As the meteor shower peaks, we bring you a primer on the celestial fireworks.

A celestial treat Everything you need to know about the Perseids meteor showerNASA Image
Voices Astronomy Monday, August 13, 2018 - 10:47

Did you miss the free celestial fireworks over the weekend? There’s one more chance for you to witness the Perseids meteor shower on Monday night.

Strong activity is expected for the timeframe 11-13 Aug (Saturday, Sunday and Monday nights).

One can expect about 60-100 meteors per hour and Perseids is certainly one of the most spectacular meteor showers you can experience on this planet.

“The backstory of Perseids is also interesting – it originated from a comet called Swift-Tuttle. At a diameter of 26 km, Comet Swift-Tuttle is one of the largest known objects that periodically visit the near-Earth space. It has an orbital period of 133 years and it last visited in 1992. Scientists think that the Perseid meteors we see nowadays are produced by comet Swift-Tuttle about 25,000 years ago. So every shooting star you see is a tiny messenger from that giant comet Swift-Tuttle long before we invented the alphabet. It is really cool when you think about this as you see the these meteors falling from the sky,” remarks Dr Quanzhi Ye, a planetary scientist based at California Institute of Technology, USA.

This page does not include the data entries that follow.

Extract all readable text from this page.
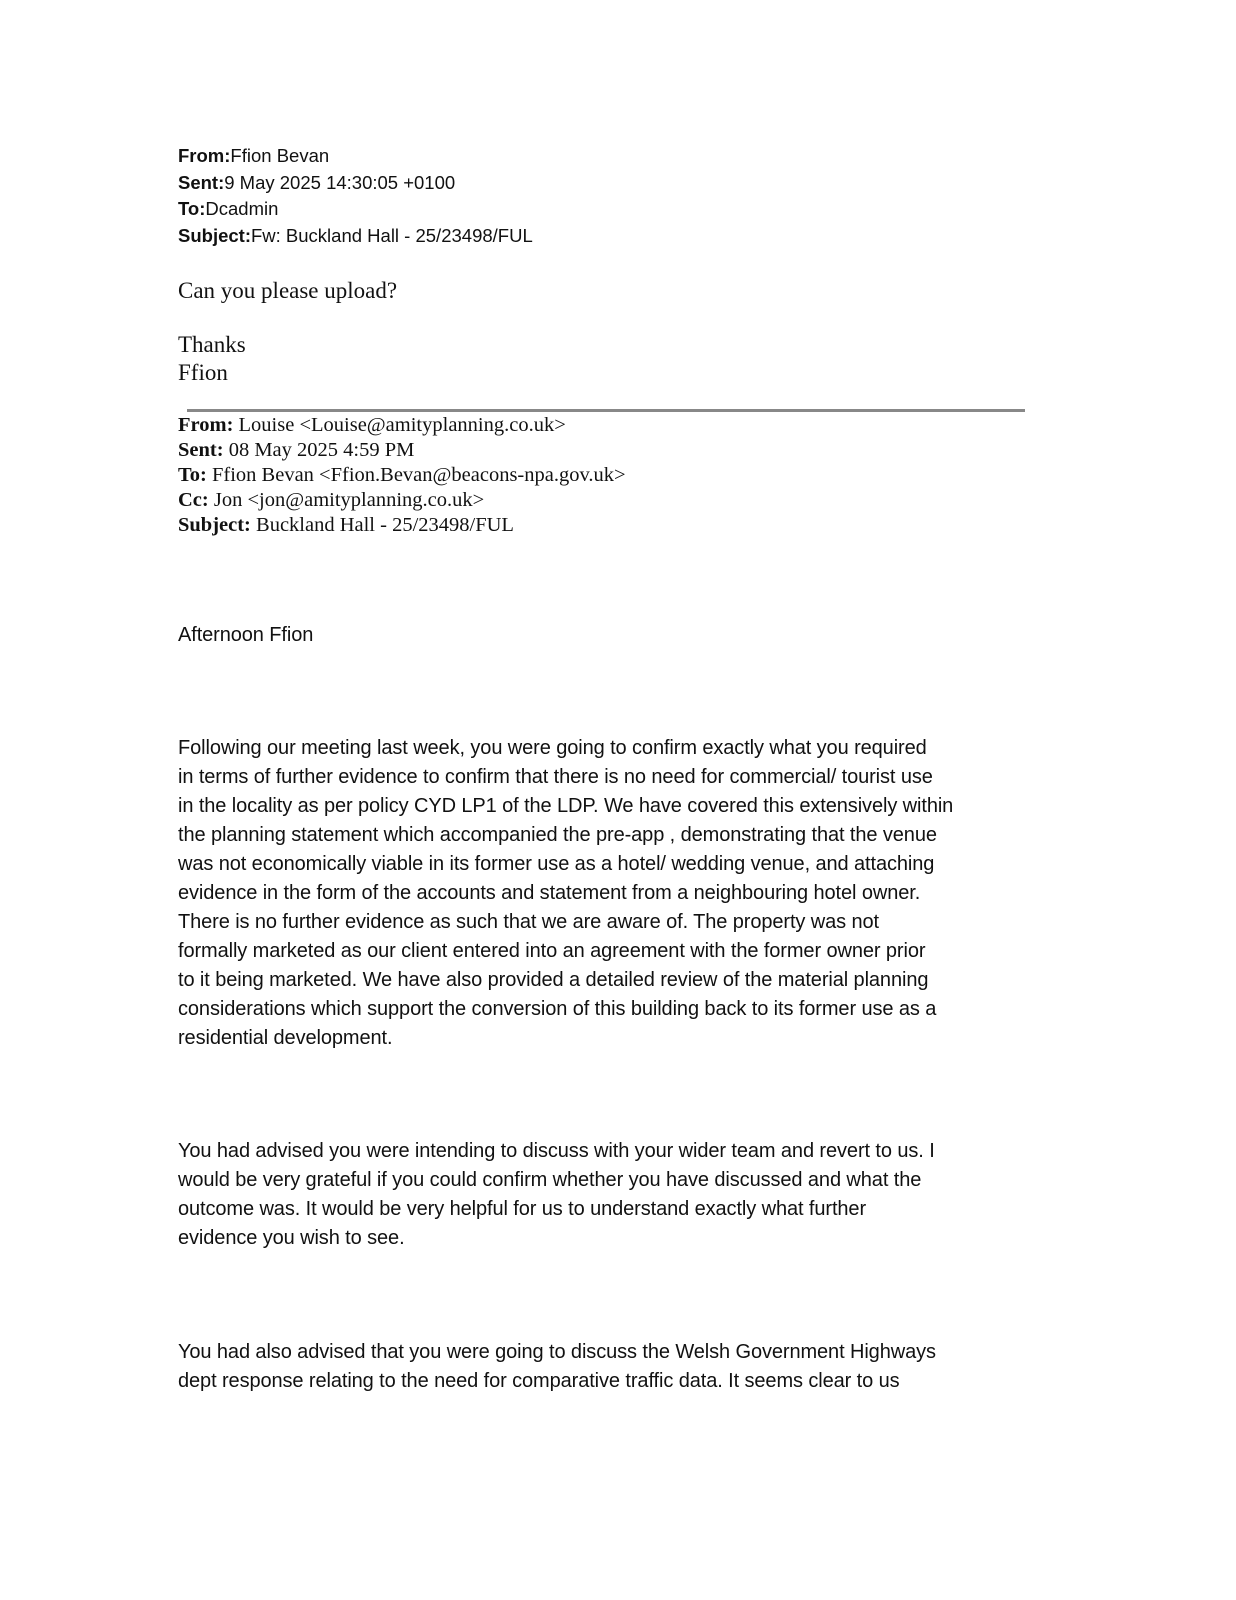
From:Ffion Bevan
Sent:9 May 2025 14:30:05 +0100
To:Dcadmin
Subject:Fw: Buckland Hall - 25/23498/FUL
Can you please upload?
Thanks
Ffion
From: Louise <Louise@amityplanning.co.uk>
Sent: 08 May 2025 4:59 PM
To: Ffion Bevan <Ffion.Bevan@beacons-npa.gov.uk>
Cc: Jon <jon@amityplanning.co.uk>
Subject: Buckland Hall - 25/23498/FUL
Afternoon Ffion
Following our meeting last week, you were going to confirm exactly what you required
in terms of further evidence to confirm that there is no need for commercial/ tourist use
in the locality as per policy CYD LP1 of the LDP. We have covered this extensively within
the planning statement which accompanied the pre-app , demonstrating that the venue
was not economically viable in its former use as a hotel/ wedding venue, and attaching
evidence in the form of the accounts and statement from a neighbouring hotel owner.
There is no further evidence as such that we are aware of. The property was not
formally marketed as our client entered into an agreement with the former owner prior
to it being marketed. We have also provided a detailed review of the material planning
considerations which support the conversion of this building back to its former use as a
residential development.
You had advised you were intending to discuss with your wider team and revert to us. I
would be very grateful if you could confirm whether you have discussed and what the
outcome was. It would be very helpful for us to understand exactly what further
evidence you wish to see.
You had also advised that you were going to discuss the Welsh Government Highways
dept response relating to the need for comparative traffic data. It seems clear to us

The meteors appear to radiate from the constellation Perseus in the sky and hence the name Perseids.

"Observations of these meteors have both scientific and historic interest, with the added piquancy of being identified in folk culture as the ‘tears of Saint Lawrence’ in remembrance of the Saint whose feast day is on 10 August and who was burned alive on a gridiron in 258 AD during the reign of Valerian," says Prof Mark Bailey MBE, a world renowned cometary expert, archaeoastronomy guru and senior member of the International Astronomical Union.

Perseids is one of the most reliable annual meteor showers which produces a lot of bright events in the sky. Historical observations show that Perseids has been a super active meteor shower for a long time.

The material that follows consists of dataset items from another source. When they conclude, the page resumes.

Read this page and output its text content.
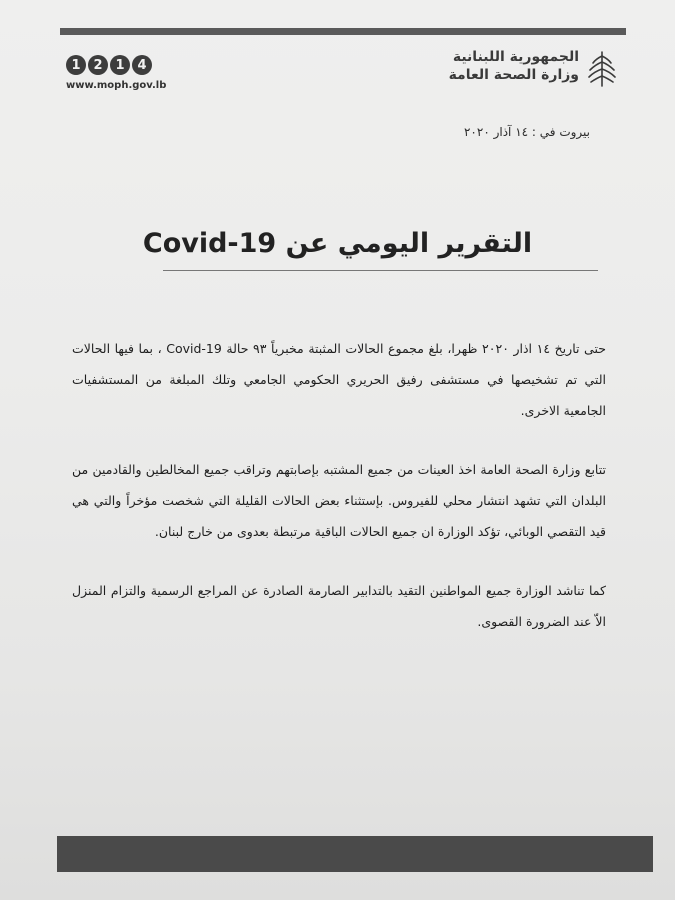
1 2 1 4
www.moph.gov.lb
الجمهورية اللبنانية
وزارة الصحة العامة
بيروت في : ١٤ آذار ٢٠٢٠
التقرير اليومي عن Covid-19

حتى تاريخ ١٤ اذار ٢٠٢٠ ظهرا، بلغ مجموع الحالات المثبتة مخبرياً ٩٣ حالة Covid-19 ، بما فيها الحالات التي تم تشخيصها في مستشفى رفيق الحريري الحكومي الجامعي وتلك المبلغة من المستشفيات الجامعية الاخرى.

تتابع وزارة الصحة العامة اخذ العينات من جميع المشتبه بإصابتهم وتراقب جميع المخالطين والقادمين من البلدان التي تشهد انتشار محلي للفيروس. بإستثناء بعض الحالات القليلة التي شخصت مؤخراً والتي هي قيد التقصي الوبائي، تؤكد الوزارة ان جميع الحالات الباقية مرتبطة بعدوى من خارج لبنان.

كما تناشد الوزارة جميع المواطنين التقيد بالتدابير الصارمة الصادرة عن المراجع الرسمية والتزام المنزل الاّ عند الضرورة القصوى.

“Whereas observations of the comet have been identified dating back to Chinese records at least as early as 69 BC, the meteors themselves have been recognised only since around 830 AD.  It would be very interesting to try to identify earlier observations, as they might give us a clue as to the physical evolution of the comet over thousands of years," adds Prof Bailey, who has written scientific literature connecting history, archaeology and astronomy.

This year there is this added advantage that it is going to be new moon phase on August 11. Hence, during the strong activity of Perseids, the moon is expected to be a slender crescent, which will ensure sky is darker than usual.

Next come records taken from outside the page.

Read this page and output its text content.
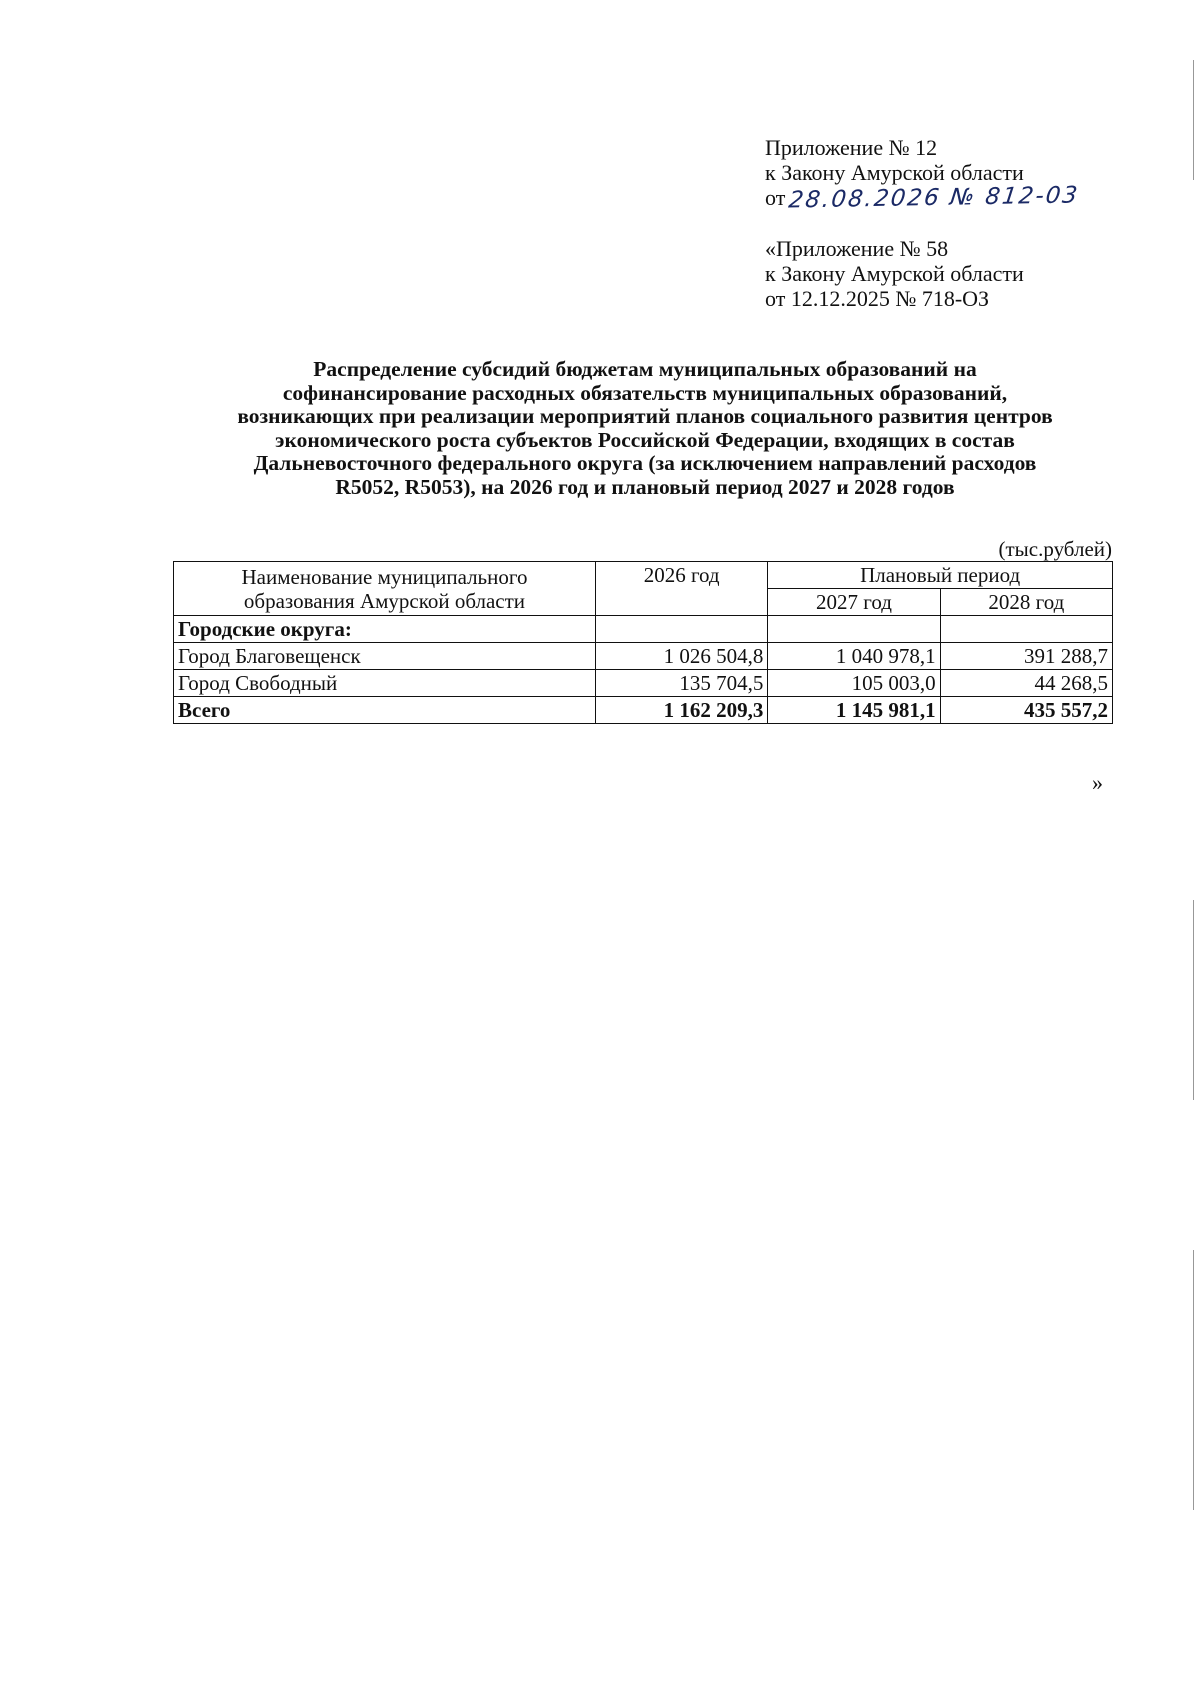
Приложение № 12
к Закону Амурской области
от28.08.2026 № 812-03
«Приложение № 58
к Закону Амурской области
от 12.12.2025 № 718-ОЗ
Распределение субсидий бюджетам муниципальных образований на
софинансирование расходных обязательств муниципальных образований,
возникающих при реализации мероприятий планов социального развития центров
экономического роста субъектов Российской Федерации, входящих в состав
Дальневосточного федерального округа (за исключением направлений расходов
R5052, R5053), на 2026 год и плановый период 2027 и 2028 годов
(тыс.рублей)
Наименование муниципального
образования Амурской области	2026 год	Плановый период	
		2027 год	2028 год
Городские округа:			
Город Благовещенск	1 026 504,8	1 040 978,1	391 288,7
Город Свободный	135 704,5	105 003,0	44 268,5
Всего	1 162 209,3	1 145 981,1	435 557,2
»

“The origin of the Perseid meteor shower is explained by tiny particles originating from a comet called Swift-Tuttle. When Earth moves around the Sun, the orbit will, at some point, intersect head-on with a small cloud of material ejected from this comet. This cloud is the outgassing remnant from the comet and causes this meteor shower,” explains Dr Tobias Hinse, a top exoplanetary scientist based at Korea Astronomy and Space Science Institute (KASI), South Korea.

The good thing is that you do not need any expensive equipment like powerful telescopes or advanced binoculars to enjoy the meteor show. In that way, meteor showers are the most democratic cosmic phenomena.

“Because Perseids meteor shower is visible during summer time, it allows us to enjoy the phenomena together with family and/or friends gathered in a garden or in a nearby park because of the favourable weather unlike the case for Geminids meteor shower which occurs in December, when it is too cold or complicated to go outside for people in northern latitudes,” points out Dr Regina Rudawska, a small solar body expert at ESA/ESTEC HQ, Netherlands.

Sparkling meteors or shooting stars are known to excite and interest small kids and school students. Sometimes such instances fire a spark in them to learn more about astronomy and the cosmos. There are plenty of Nobel Laureates and Fields Medalists who have expressed their appreciation for impressive meteor displays in their childhood which in turn inspired them to pursue their journey in science and research. Hence, it is a good time for parents to encourage their kids to go out and enjoy the pristine skies and the fabulous things it has to offer.

If you want to be a serious citizen scientist, you can report your meteor counts and statistics to the International Meteor Organization (based in Belgium), which will compile the observational records every year. Hence, in addition to enjoying the spectacular meteor show, you will be contributing to body of knowledge and database enriching the meteor science and research in this area.

If one can pick a spot with lesser light pollution and look up when it is least cloudy, you are in for a celestial treat!

The author, Dr Aswin Sekhar, is an Indian astrophysicist working for University of Oslo, Norway.